Seizing the opportunity, the intruder dashed to a window, threw it up with one swift motion, and scrambled out upon the porch roof. He jumped to the ground just as Craig burst through the door of the room, followed by several other men, including the landlord. The latter held a lamp in his hand, and its rays lighted up the sadly wrecked furniture, the supine form of Robbins.
The puncher sat up as Craig ran anxiously to him, and felt of a bump on the back of his head.
“I'm all right, Pete,” he grinned ruefully. “Got an awful bump on the cranium. Did yuh see him?”
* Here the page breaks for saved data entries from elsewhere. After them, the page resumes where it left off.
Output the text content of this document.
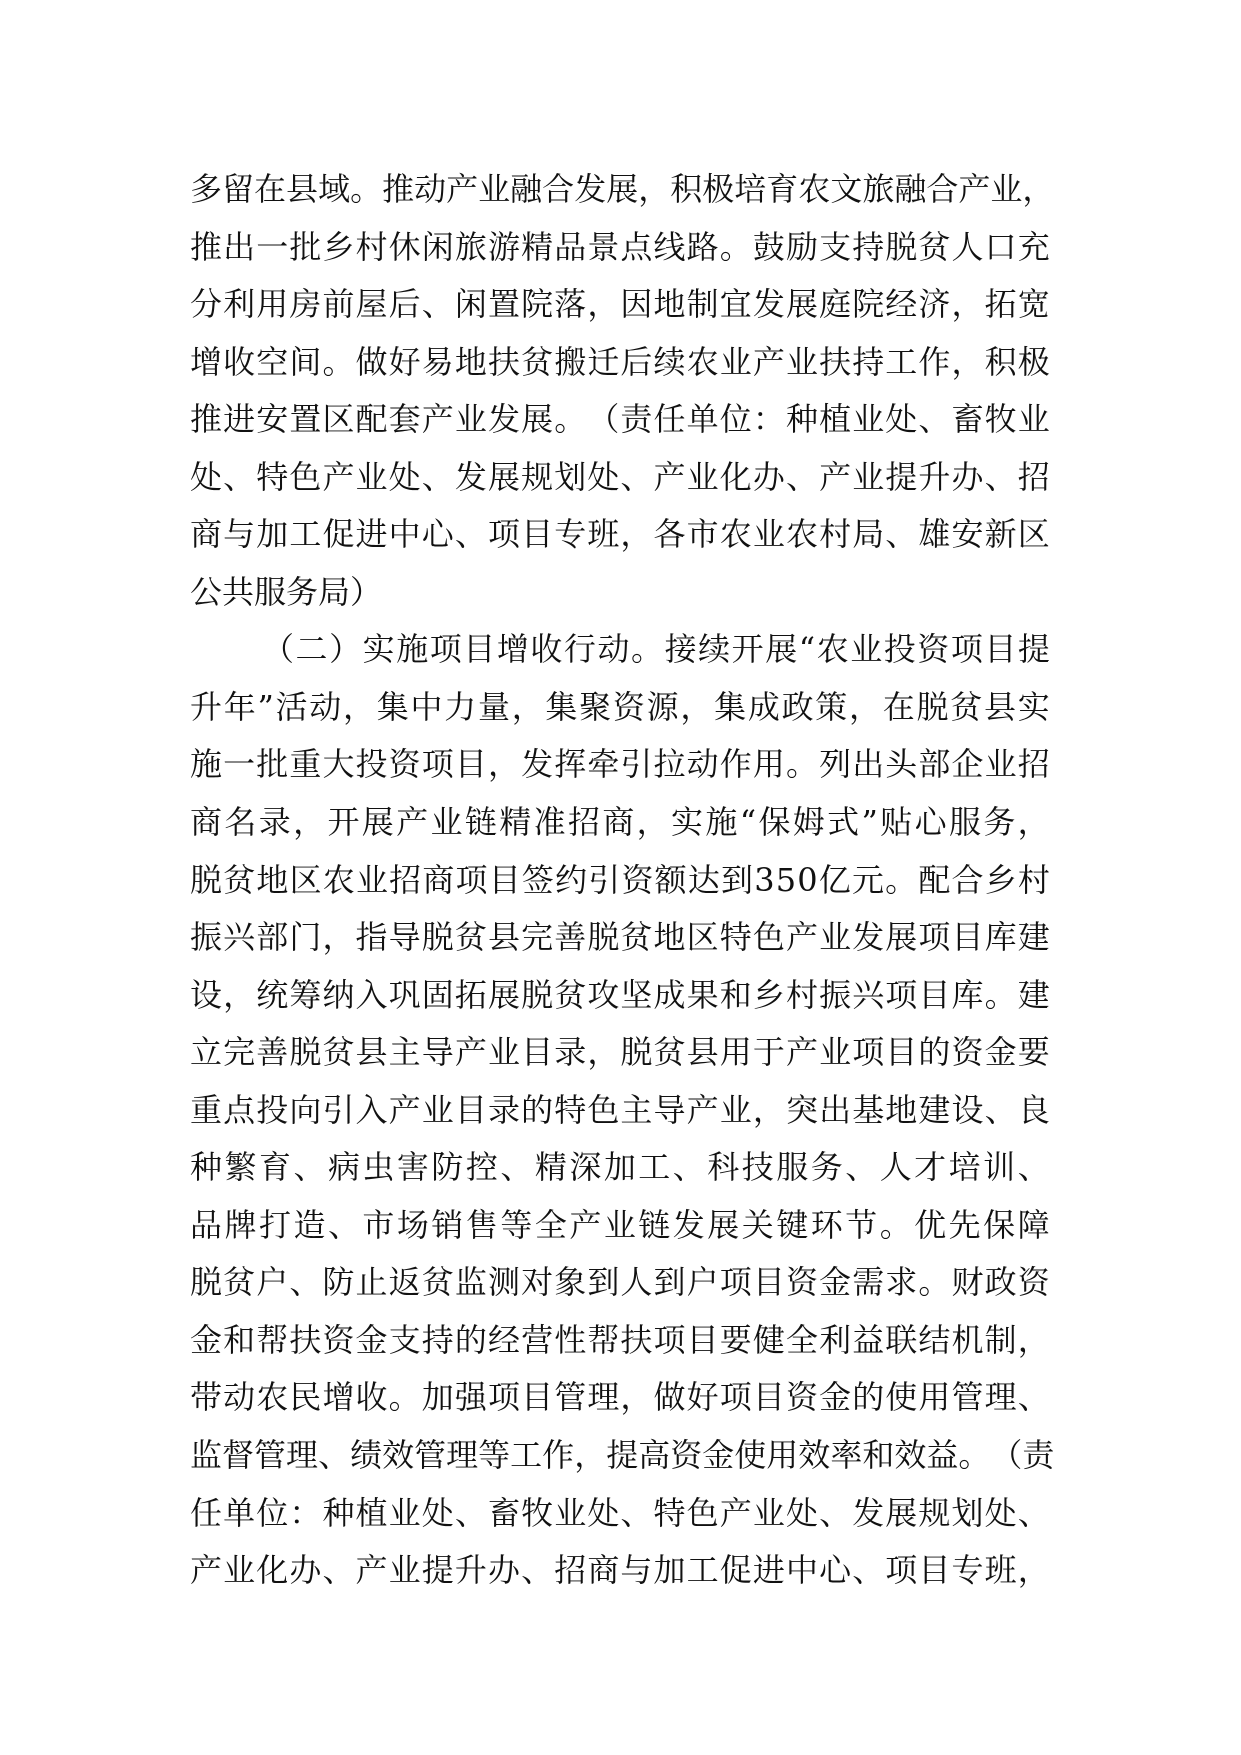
多 留 在 县 域 。 推 动 产 业 融 合 发 展 ， 积 极 培 育 农 文 旅 融 合 产 业 ，
推 出 一 批 乡 村 休 闲 旅 游 精 品 景 点 线 路 。 鼓 励 支 持 脱 贫 人 口 充
分 利 用 房 前 屋 后 、 闲 置 院 落 ， 因 地 制 宜 发 展 庭 院 经 济 ， 拓 宽
增 收 空 间 。 做 好 易 地 扶 贫 搬 迁 后 续 农 业 产 业 扶 持 工 作 ， 积 极
推 进 安 置 区 配 套 产 业 发 展 。 （ 责 任 单 位 ： 种 植 业 处 、 畜 牧 业
处 、 特 色 产 业 处 、 发 展 规 划 处 、 产 业 化 办 、 产 业 提 升 办 、 招
商 与 加 工 促 进 中 心 、 项 目 专 班 ， 各 市 农 业 农 村 局 、 雄 安 新 区
公共服务局）
（ 二 ） 实 施 项 目 增 收 行 动 。 接 续 开 展 “ 农 业 投 资 项 目 提
升 年 ” 活 动 ， 集 中 力 量 ， 集 聚 资 源 ， 集 成 政 策 ， 在 脱 贫 县 实
施 一 批 重 大 投 资 项 目 ， 发 挥 牵 引 拉 动 作 用 。 列 出 头 部 企 业 招
商 名 录 ， 开 展 产 业 链 精 准 招 商 ， 实 施 “ 保 姆 式 ” 贴 心 服 务 ，
脱 贫 地 区 农 业 招 商 项 目 签 约 引 资 额 达 到 3 5 0 亿 元 。 配 合 乡 村
振 兴 部 门 ， 指 导 脱 贫 县 完 善 脱 贫 地 区 特 色 产 业 发 展 项 目 库 建
设 ， 统 筹 纳 入 巩 固 拓 展 脱 贫 攻 坚 成 果 和 乡 村 振 兴 项 目 库 。 建
立 完 善 脱 贫 县 主 导 产 业 目 录 ， 脱 贫 县 用 于 产 业 项 目 的 资 金 要
重 点 投 向 引 入 产 业 目 录 的 特 色 主 导 产 业 ， 突 出 基 地 建 设 、 良
种 繁 育 、 病 虫 害 防 控 、 精 深 加 工 、 科 技 服 务 、 人 才 培 训 、
品 牌 打 造 、 市 场 销 售 等 全 产 业 链 发 展 关 键 环 节 。 优 先 保 障
脱 贫 户 、 防 止 返 贫 监 测 对 象 到 人 到 户 项 目 资 金 需 求 。 财 政 资
金 和 帮 扶 资 金 支 持 的 经 营 性 帮 扶 项 目 要 健 全 利 益 联 结 机 制 ，
带 动 农 民 增 收 。 加 强 项 目 管 理 ， 做 好 项 目 资 金 的 使 用 管 理 、
监 督 管 理 、 绩 效 管 理 等 工 作 ， 提 高 资 金 使 用 效 率 和 效 益 。 （ 责
任 单 位 ： 种 植 业 处 、 畜 牧 业 处 、 特 色 产 业 处 、 发 展 规 划 处 、
产 业 化 办 、 产 业 提 升 办 、 招 商 与 加 工 促 进 中 心 、 项 目 专 班 ，
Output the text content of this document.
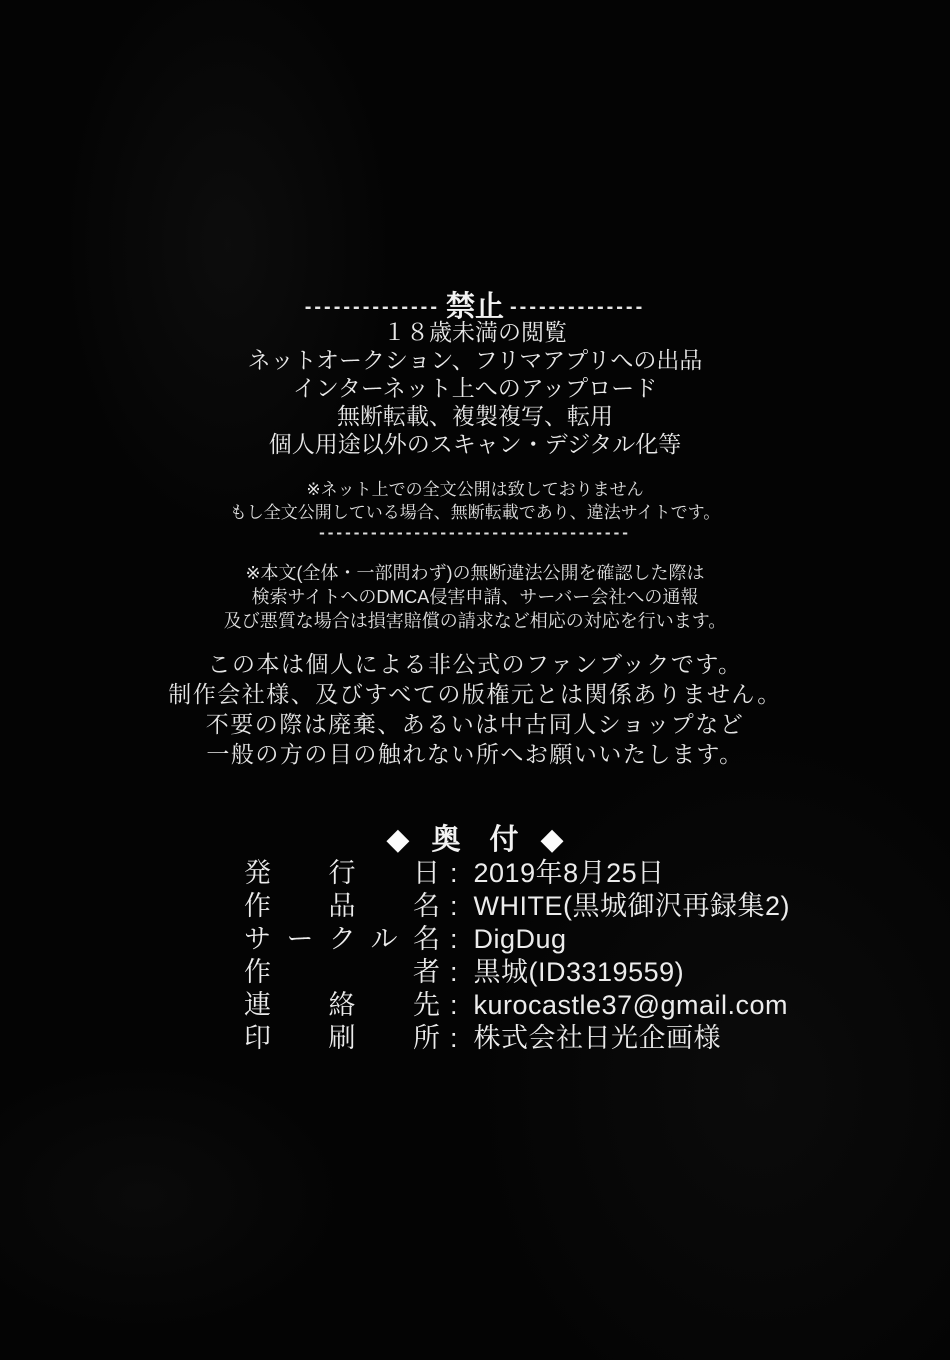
-------------- 禁止 --------------
１８歳未満の閲覧
ネットオークション、フリマアプリへの出品
インターネット上へのアップロード
無断転載、複製複写、転用
個人用途以外のスキャン・デジタル化等
※ネット上での全文公開は致しておりません
もし全文公開している場合、無断転載であり、違法サイトです。
------------------------------------
※本文(全体・一部問わず)の無断違法公開を確認した際は
検索サイトへのDMCA侵害申請、サーバー会社への通報
及び悪質な場合は損害賠償の請求など相応の対応を行います。
この本は個人による非公式のファンブックです。
制作会社様、及びすべての版権元とは関係ありません。
不要の際は廃棄、あるいは中古同人ショップなど
一般の方の目の触れない所へお願いいたします。
◆ 奥　付 ◆
発行日 : 2019年8月25日
作品名 : WHITE(黒城御沢再録集2)
サークル名 : DigDug
作者 : 黒城(ID3319559)
連絡先 : kurocastle37@gmail.com
印刷所 : 株式会社日光企画様
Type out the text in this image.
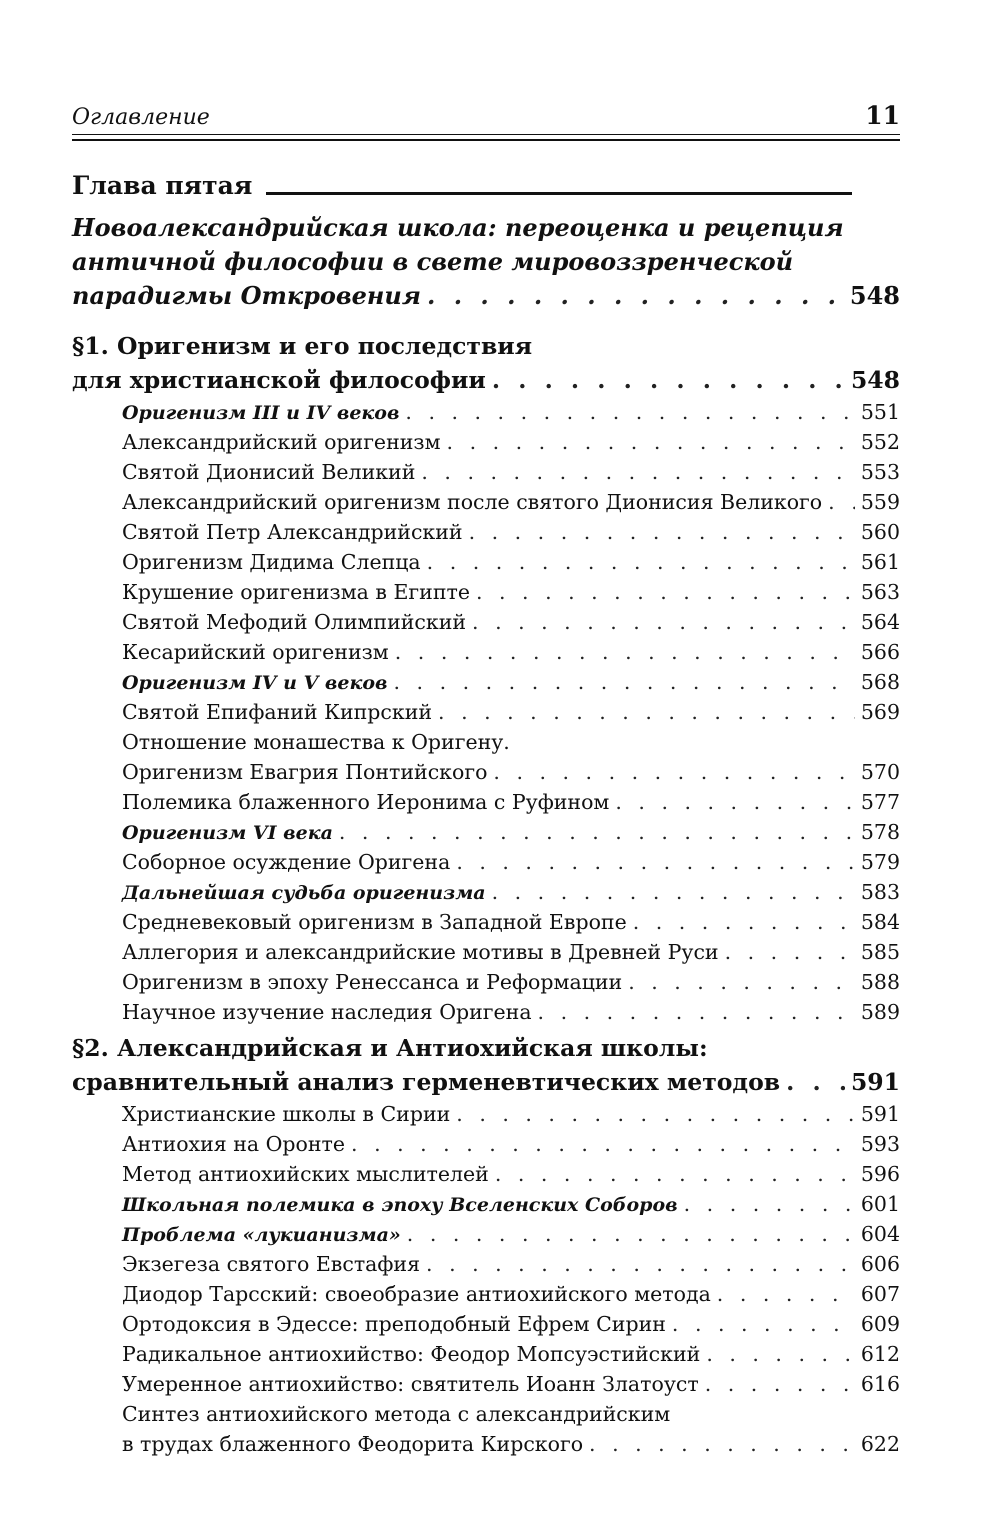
Оглавление	11
Глава пятая
Новоалександрийская школа: переоценка и рецепция
античной философии в свете мировоззренческой
парадигмы Откровения . . .	548
§1. Оригенизм и его последствия
для христианской философии . . .	548
Оригенизм III и IV веков . . .	551
Александрийский оригенизм . . .	552
Святой Дионисий Великий . . .	553
Александрийский оригенизм после святого Дионисия Великого . . . 559
Святой Петр Александрийский . . .	560
Оригенизм Дидима Слепца . . .	561
Крушение оригенизма в Египте . . .	563
Святой Мефодий Олимпийский . . .	564
Кесарийский оригенизм . . .	566
Оригенизм IV и V веков . . .	568
Святой Епифаний Кипрский . . .	569
Отношение монашества к Оригену.
Оригенизм Евагрия Понтийского . . .	570
Полемика блаженного Иеронима с Руфином . . .	577
Оригенизм VI века . . .	578
Соборное осуждение Оригена . . .	579
Дальнейшая судьба оригенизма . . .	583
Средневековый оригенизм в Западной Европе . . .	584
Аллегория и александрийские мотивы в Древней Руси . . .	585
Оригенизм в эпоху Ренессанса и Реформации . . .	588
Научное изучение наследия Оригена . . .	589
§2. Александрийская и Антиохийская школы:
сравнительный анализ герменевтических методов . . .	591
Христианские школы в Сирии . . .	591
Антиохия на Оронте . . .	593
Метод антиохийских мыслителей . . .	596
Школьная полемика в эпоху Вселенских Соборов . . .	601
Проблема «лукианизма» . . .	604
Экзегеза святого Евстафия . . .	606
Диодор Тарсский: своеобразие антиохийского метода . . .	607
Ортодоксия в Эдессе: преподобный Ефрем Сирин . . .	609
Радикальное антиохийство: Феодор Мопсуэстийский . . .	612
Умеренное антиохийство: святитель Иоанн Златоуст . . .	616
Синтез антиохийского метода с александрийским
в трудах блаженного Феодорита Кирского . . .	622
Some gent came up just after you went downstairs. I thought it was you comin' back, so I didn't pay much attention. Whoever it was threw open the door with a bang. I knocked the lamp off the table and he took a shot at me. All I saw was a black mask and a pair of overalls in the doorway.
“I grabbed him before he could actually hit me, though he shot two or three times, and we fought all over the room.”
Craig helped him to his feet and surveyed the room.
“It certainly looks it,” he laughed. “If anybody didn t really know what had happened, they'd think a cyclone had struck the place. Where'd he go, out the window?”
“Yeah, I guess so. Soon as he heard you and those gents,” indicating the men in the door with a nod of his head, “he decides he'd better go while the goin' was good. He slams me on the jaw, or else I run onto his fist in the dark, and knocks me against the wall.
“I was pretty dazed, but I remember hearin' him put up the window and jump off the porch roof. Then, seems to me, a horse started runnin' somewhere.”The landlord bobbed his head vigorously.“Uh-huh, I heard it. Ran like the dickens down the street, headed north out of town. Didn't see who it was, though.”
“Well, it don't matter, I guess. Just some fella that didn't like me. Likely got too much redeye and decided to wipe me out. You folks toddle along, if yuh don't mind, and we'll see if we can't catch up on our sleep. Reckon we can spread the mattress on the floor, can't we, Pete?“
“Sure,” answered the slender puncher. “Many's the time I wished I'd had that much between me and the soft side of a plank. Good night, gents. Thanks for lookin' in on my pard. Whoever wanted to play with him is probably a mile away by this time, so we're gonna turn in. Yuh might leave that lamp with us, landlord.”